The experiments utilize multiple restarts and report mean values with standard errors for robustness. For single-objective sequential BO, the comparison focuses on a 10-dimensional convex Sum-of-Squares (SoS) function, where EI struggles due to vanishing gradients, impeding its progress. LogEI, however, demonstrates steady improvement despite this issue, showcasing its resilience in such scenarios. The study delves into performance comparisons on challenging test functions like Ackley and Michalewicz. LogEI notably outperforms EI on Ackley, particularly as the dimensionality increases. Although less pronounced, this advantage is also visible in Michalewicz, illustrating LogEI's capacity to handle functions with numerically vanishing gradients better than traditional EI.
In constrained optimization, researchers propose LogCEI for problems featuring black-box constraints.
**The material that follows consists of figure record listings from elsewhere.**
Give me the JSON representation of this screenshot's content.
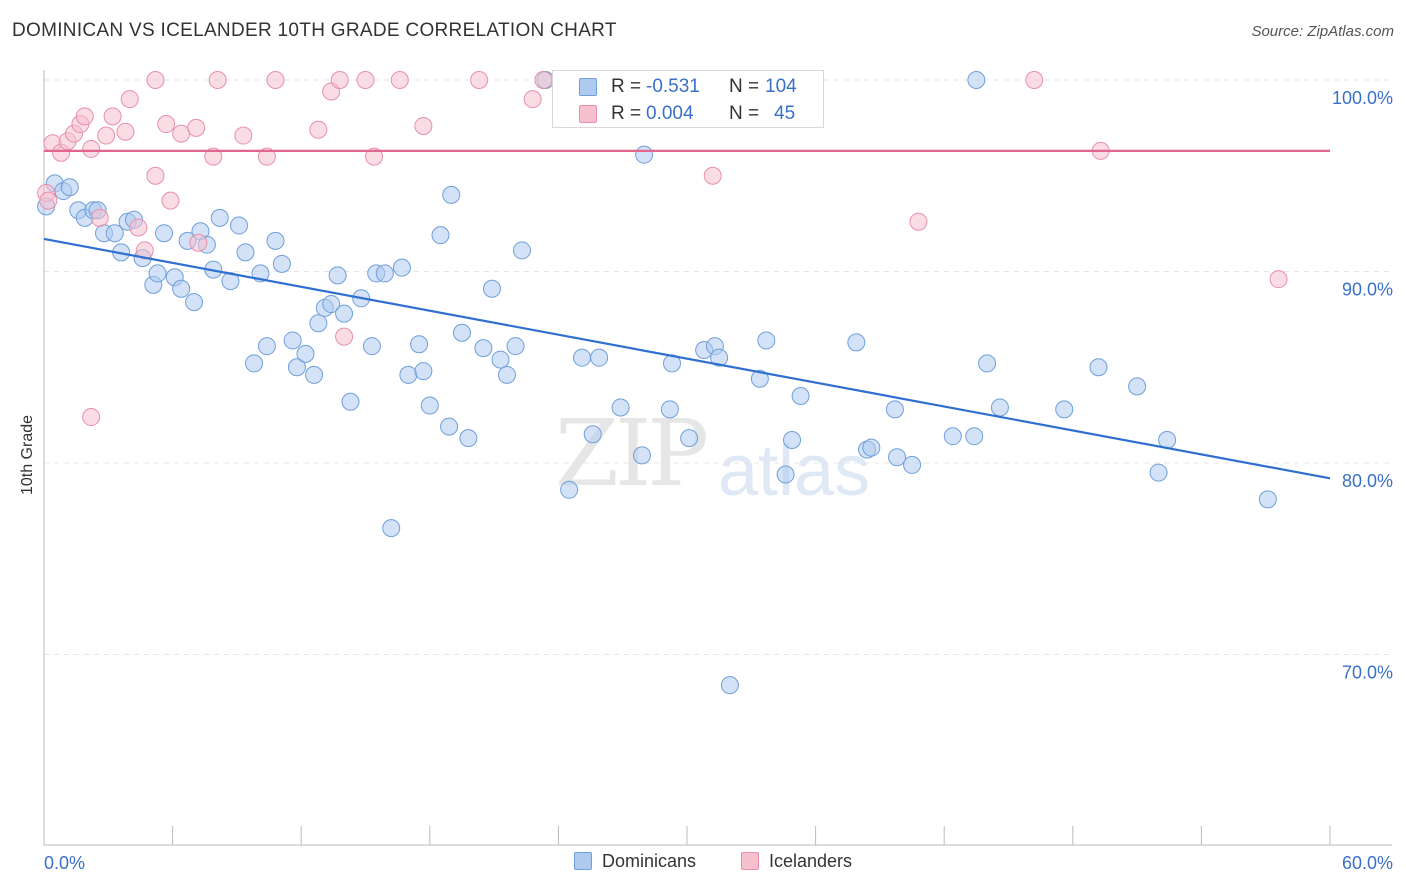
{
  "title": "DOMINICAN VS ICELANDER 10TH GRADE CORRELATION CHART",
  "source": "Source: ZipAtlas.com",
  "legend_stats": [
    {
      "r_label": "R =",
      "r_value": "-0.531",
      "n_label": "N =",
      "n_value": "104"
    },
    {
      "r_label": "R =",
      "r_value": "0.004",
      "n_label": "N =",
      "n_value": "45"
    }
  ],
  "watermark": {
    "part1": "ZIP",
    "part2": "atlas"
  },
  "colors": {
    "dominicans_fill": "#aecbef",
    "dominicans_stroke": "#6f9fdb",
    "dominicans_line": "#2e6fd0",
    "icelanders_fill": "#f6c0cf",
    "icelanders_stroke": "#e890aa",
    "icelanders_line": "#e0668e",
    "axis_text": "#3a70c8"
  },
  "chart_data": {
    "type": "scatter",
    "title": "DOMINICAN VS ICELANDER 10TH GRADE CORRELATION CHART",
    "xlabel": "",
    "ylabel": "10th Grade",
    "xlim": [
      0,
      60
    ],
    "ylim": [
      60.5,
      101
    ],
    "x_tick_labels": [
      "0.0%",
      "60.0%"
    ],
    "y_ticks": [
      70,
      80,
      90,
      100
    ],
    "y_tick_labels": [
      "70.0%",
      "80.0%",
      "90.0%",
      "100.0%"
    ],
    "grid": true,
    "legend_position": "bottom-center",
    "series": [
      {
        "name": "Dominicans",
        "trend": {
          "x": [
            0,
            60
          ],
          "y": [
            91.7,
            79.2
          ]
        },
        "points": [
          [
            0.1,
            93.4
          ],
          [
            0.5,
            94.6
          ],
          [
            0.9,
            94.2
          ],
          [
            1.2,
            94.4
          ],
          [
            1.6,
            93.2
          ],
          [
            1.9,
            92.8
          ],
          [
            2.3,
            93.2
          ],
          [
            2.5,
            93.2
          ],
          [
            2.8,
            92.0
          ],
          [
            3.3,
            92.0
          ],
          [
            3.6,
            91.0
          ],
          [
            3.9,
            92.6
          ],
          [
            4.2,
            92.7
          ],
          [
            4.6,
            90.7
          ],
          [
            5.1,
            89.3
          ],
          [
            5.3,
            89.9
          ],
          [
            5.6,
            92.0
          ],
          [
            6.1,
            89.7
          ],
          [
            6.4,
            89.1
          ],
          [
            6.7,
            91.6
          ],
          [
            7.0,
            88.4
          ],
          [
            7.3,
            92.1
          ],
          [
            7.6,
            91.4
          ],
          [
            7.9,
            90.1
          ],
          [
            8.2,
            92.8
          ],
          [
            8.7,
            89.5
          ],
          [
            9.1,
            92.4
          ],
          [
            9.4,
            91.0
          ],
          [
            9.8,
            85.2
          ],
          [
            10.1,
            89.9
          ],
          [
            10.4,
            86.1
          ],
          [
            10.8,
            91.6
          ],
          [
            11.1,
            90.4
          ],
          [
            11.6,
            86.4
          ],
          [
            11.8,
            85.0
          ],
          [
            12.2,
            85.7
          ],
          [
            12.6,
            84.6
          ],
          [
            12.8,
            87.3
          ],
          [
            13.1,
            88.1
          ],
          [
            13.4,
            88.3
          ],
          [
            13.7,
            89.8
          ],
          [
            14.0,
            87.8
          ],
          [
            14.3,
            83.2
          ],
          [
            14.8,
            88.6
          ],
          [
            15.3,
            86.1
          ],
          [
            15.5,
            89.9
          ],
          [
            15.9,
            89.9
          ],
          [
            16.2,
            76.6
          ],
          [
            16.7,
            90.2
          ],
          [
            17.0,
            84.6
          ],
          [
            17.5,
            86.2
          ],
          [
            17.7,
            84.8
          ],
          [
            18.0,
            83.0
          ],
          [
            18.5,
            91.9
          ],
          [
            18.9,
            81.9
          ],
          [
            19.0,
            94.0
          ],
          [
            19.5,
            86.8
          ],
          [
            19.8,
            81.3
          ],
          [
            20.5,
            86.0
          ],
          [
            20.9,
            89.1
          ],
          [
            21.3,
            85.4
          ],
          [
            21.6,
            84.6
          ],
          [
            22.0,
            86.1
          ],
          [
            22.3,
            91.1
          ],
          [
            23.4,
            100.0
          ],
          [
            24.4,
            100.0
          ],
          [
            24.5,
            78.6
          ],
          [
            25.1,
            85.5
          ],
          [
            25.6,
            81.5
          ],
          [
            25.9,
            85.5
          ],
          [
            26.9,
            82.9
          ],
          [
            27.9,
            80.4
          ],
          [
            28.0,
            96.1
          ],
          [
            29.2,
            82.8
          ],
          [
            29.3,
            85.2
          ],
          [
            30.1,
            81.3
          ],
          [
            30.8,
            85.9
          ],
          [
            31.3,
            86.1
          ],
          [
            31.5,
            85.5
          ],
          [
            32.0,
            68.4
          ],
          [
            32.7,
            100.0
          ],
          [
            33.4,
            84.4
          ],
          [
            33.7,
            86.4
          ],
          [
            34.6,
            79.4
          ],
          [
            34.9,
            81.2
          ],
          [
            35.3,
            83.5
          ],
          [
            37.9,
            86.3
          ],
          [
            38.4,
            80.7
          ],
          [
            38.6,
            80.8
          ],
          [
            39.7,
            82.8
          ],
          [
            39.8,
            80.3
          ],
          [
            40.5,
            79.9
          ],
          [
            42.4,
            81.4
          ],
          [
            43.5,
            100.0
          ],
          [
            43.4,
            81.4
          ],
          [
            44.0,
            85.2
          ],
          [
            44.6,
            82.9
          ],
          [
            47.6,
            82.8
          ],
          [
            49.2,
            85.0
          ],
          [
            51.0,
            84.0
          ],
          [
            52.0,
            79.5
          ],
          [
            52.4,
            81.2
          ],
          [
            57.1,
            78.1
          ]
        ]
      },
      {
        "name": "Icelanders",
        "trend": {
          "x": [
            0,
            60
          ],
          "y": [
            96.3,
            96.3
          ]
        },
        "points": [
          [
            0.1,
            94.1
          ],
          [
            0.2,
            93.7
          ],
          [
            0.4,
            96.7
          ],
          [
            0.8,
            96.2
          ],
          [
            1.1,
            96.8
          ],
          [
            1.4,
            97.2
          ],
          [
            1.7,
            97.7
          ],
          [
            1.9,
            98.1
          ],
          [
            2.2,
            96.4
          ],
          [
            2.9,
            97.1
          ],
          [
            3.2,
            98.1
          ],
          [
            3.8,
            97.3
          ],
          [
            4.0,
            99.0
          ],
          [
            4.4,
            92.3
          ],
          [
            4.7,
            91.1
          ],
          [
            5.2,
            95.0
          ],
          [
            5.2,
            100.0
          ],
          [
            5.7,
            97.7
          ],
          [
            5.9,
            93.7
          ],
          [
            6.4,
            97.2
          ],
          [
            7.1,
            97.5
          ],
          [
            7.2,
            91.5
          ],
          [
            7.9,
            96.0
          ],
          [
            8.1,
            100.0
          ],
          [
            9.3,
            97.1
          ],
          [
            10.4,
            96.0
          ],
          [
            10.8,
            100.0
          ],
          [
            12.8,
            97.4
          ],
          [
            13.4,
            99.4
          ],
          [
            13.8,
            100.0
          ],
          [
            14.0,
            86.6
          ],
          [
            15.0,
            100.0
          ],
          [
            15.4,
            96.0
          ],
          [
            16.6,
            100.0
          ],
          [
            17.7,
            97.6
          ],
          [
            20.3,
            100.0
          ],
          [
            22.8,
            99.0
          ],
          [
            23.3,
            100.0
          ],
          [
            31.2,
            95.0
          ],
          [
            40.8,
            92.6
          ],
          [
            46.2,
            100.0
          ],
          [
            49.3,
            96.3
          ],
          [
            57.6,
            89.6
          ],
          [
            2.2,
            82.4
          ],
          [
            2.6,
            92.8
          ]
        ]
      }
    ]
  },
  "bottom_legend": [
    {
      "label": "Dominicans"
    },
    {
      "label": "Icelanders"
    }
  ]
}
The research highlights LogCEI's superior performance over the naive CEI implementation. It even outpaces the trust-region-based SCBO method, showcasing faster convergence and improved results with increasing problem complexity and constraints. The empirical findings also discuss the advantages of qLogEI in parallel BO scenarios, especially the effectiveness of jointly optimizing batch acquisition functions compared to sequential greedy optimization, enhancing the overall optimization performance.
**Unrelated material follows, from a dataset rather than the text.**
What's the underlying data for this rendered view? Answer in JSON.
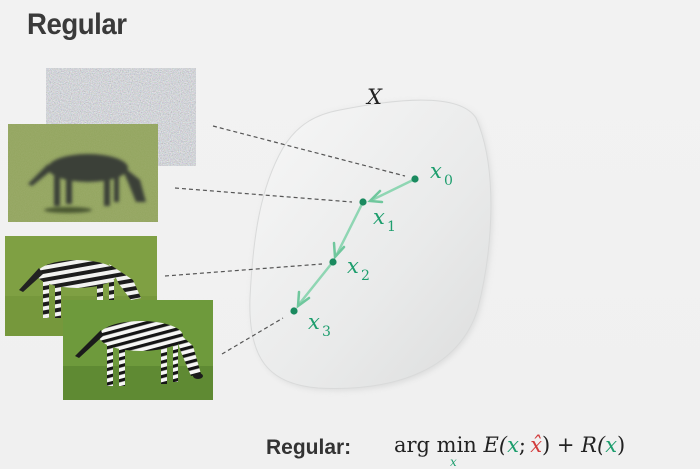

Extending into high-dimensional problems, LogEI demonstrates its effectiveness across various challenges, such as high-dimensional embedded functions, trajectory planning, and SVM hyperparameter tuning. Although the performance gains vary across problems, LogEI consistently presents competitive improvements. Furthermore, qLogEHVI consistently outperforms qEHVI across different batch sizes in multi-objective optimization, showcasing its superior performance in optimizing multi-objective test problems. The discussion emphasizes LogEI's advantages in handling vanishing gradients and complex optimization landscapes. It proposes its replacement or incorporation as a superior alternative to traditional EI-based approaches in Bayesian optimization scenarios.
Conclusion
To sum up, the research underscores the significant impact of vanishing gradients on improvement-based acquisition functions and demonstrates effective strategies to address this issue through careful reformulations and implementations. Modified variants of EI substantially enhance optimization performance across diverse problems and offer robustness against heuristic-dependent initialization strategies without imposing additional computational complexity.
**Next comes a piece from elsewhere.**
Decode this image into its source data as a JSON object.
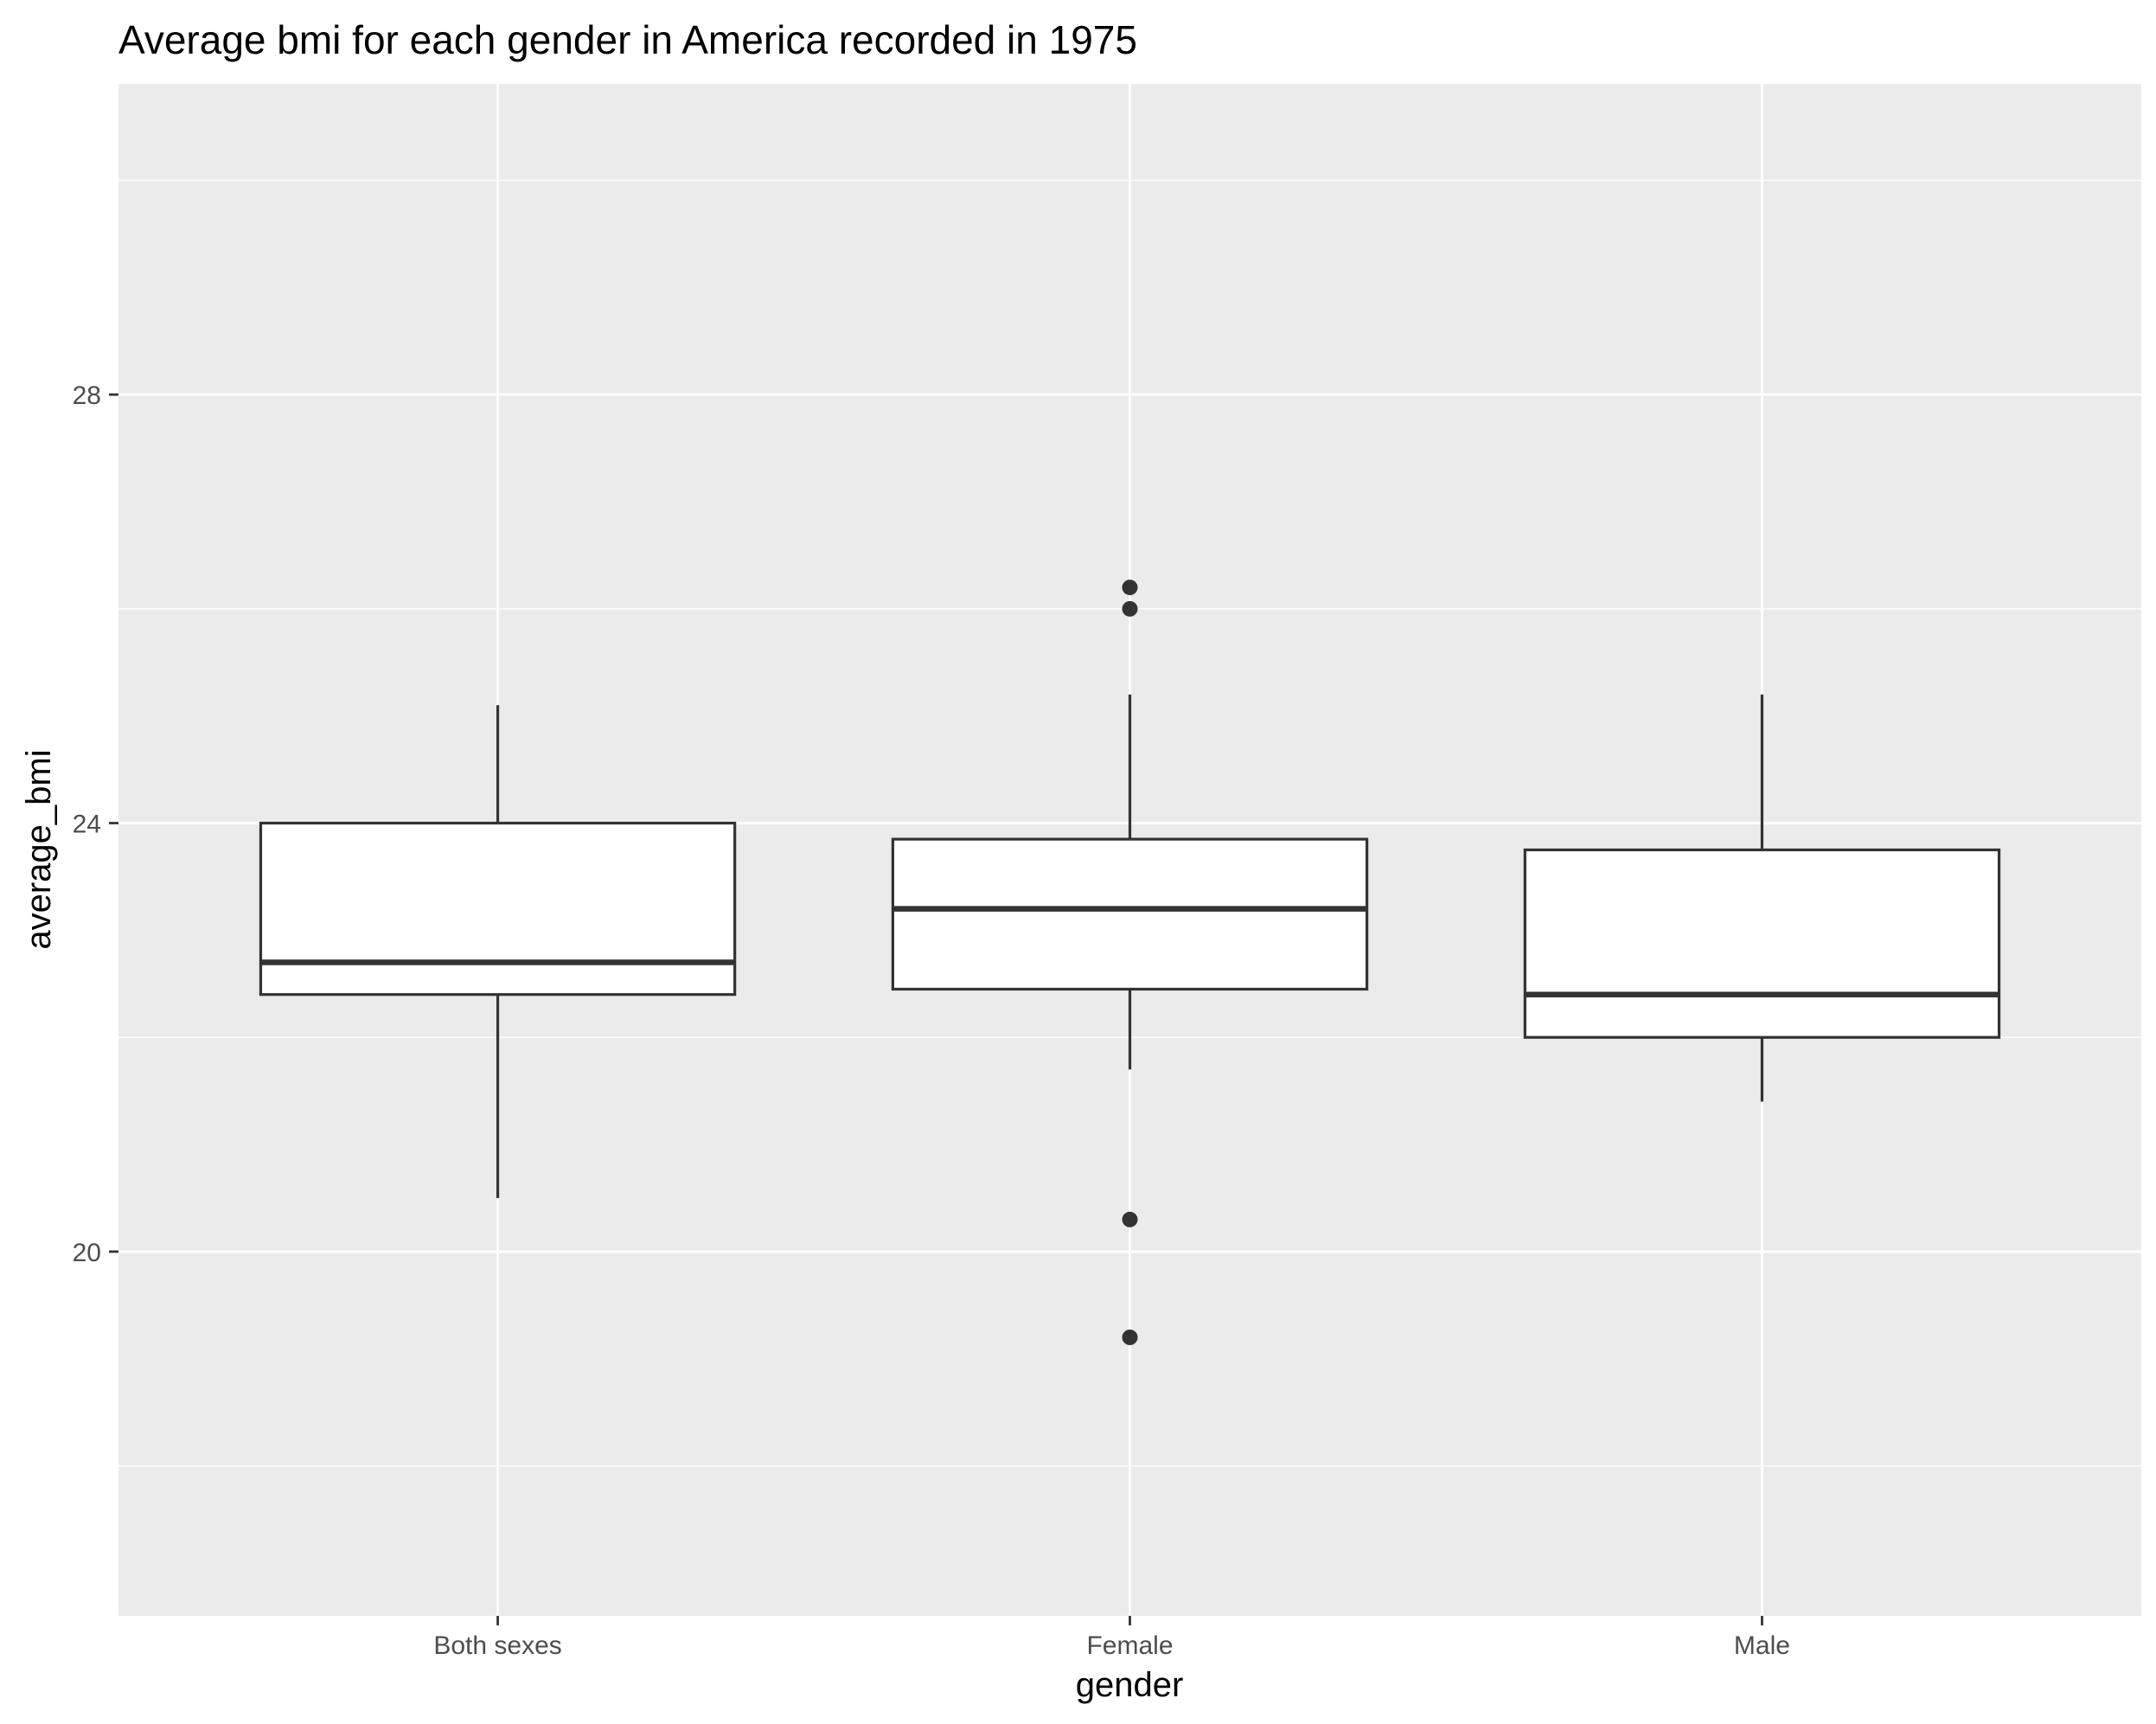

While contributions might not be directly translatable to all acquisition function types, the insights provided could aid in improving various other acquisition functions facing similar numerical challenges. Furthermore, integrating these methods with gradient-aware first-order BO approaches could lead to highly effective applications, especially in high-dimensional search spaces. Overall, the findings emphasize the critical role of optimizing acquisition functions and the need for meticulous consideration of numerical aspects in these processes.
*Important notice: arXiv publishes preliminary scientific reports that are not peer-reviewed and, therefore, should not be regarded as definitive, used to guide development decisions, or treated as established information in the field of artificial intelligence research.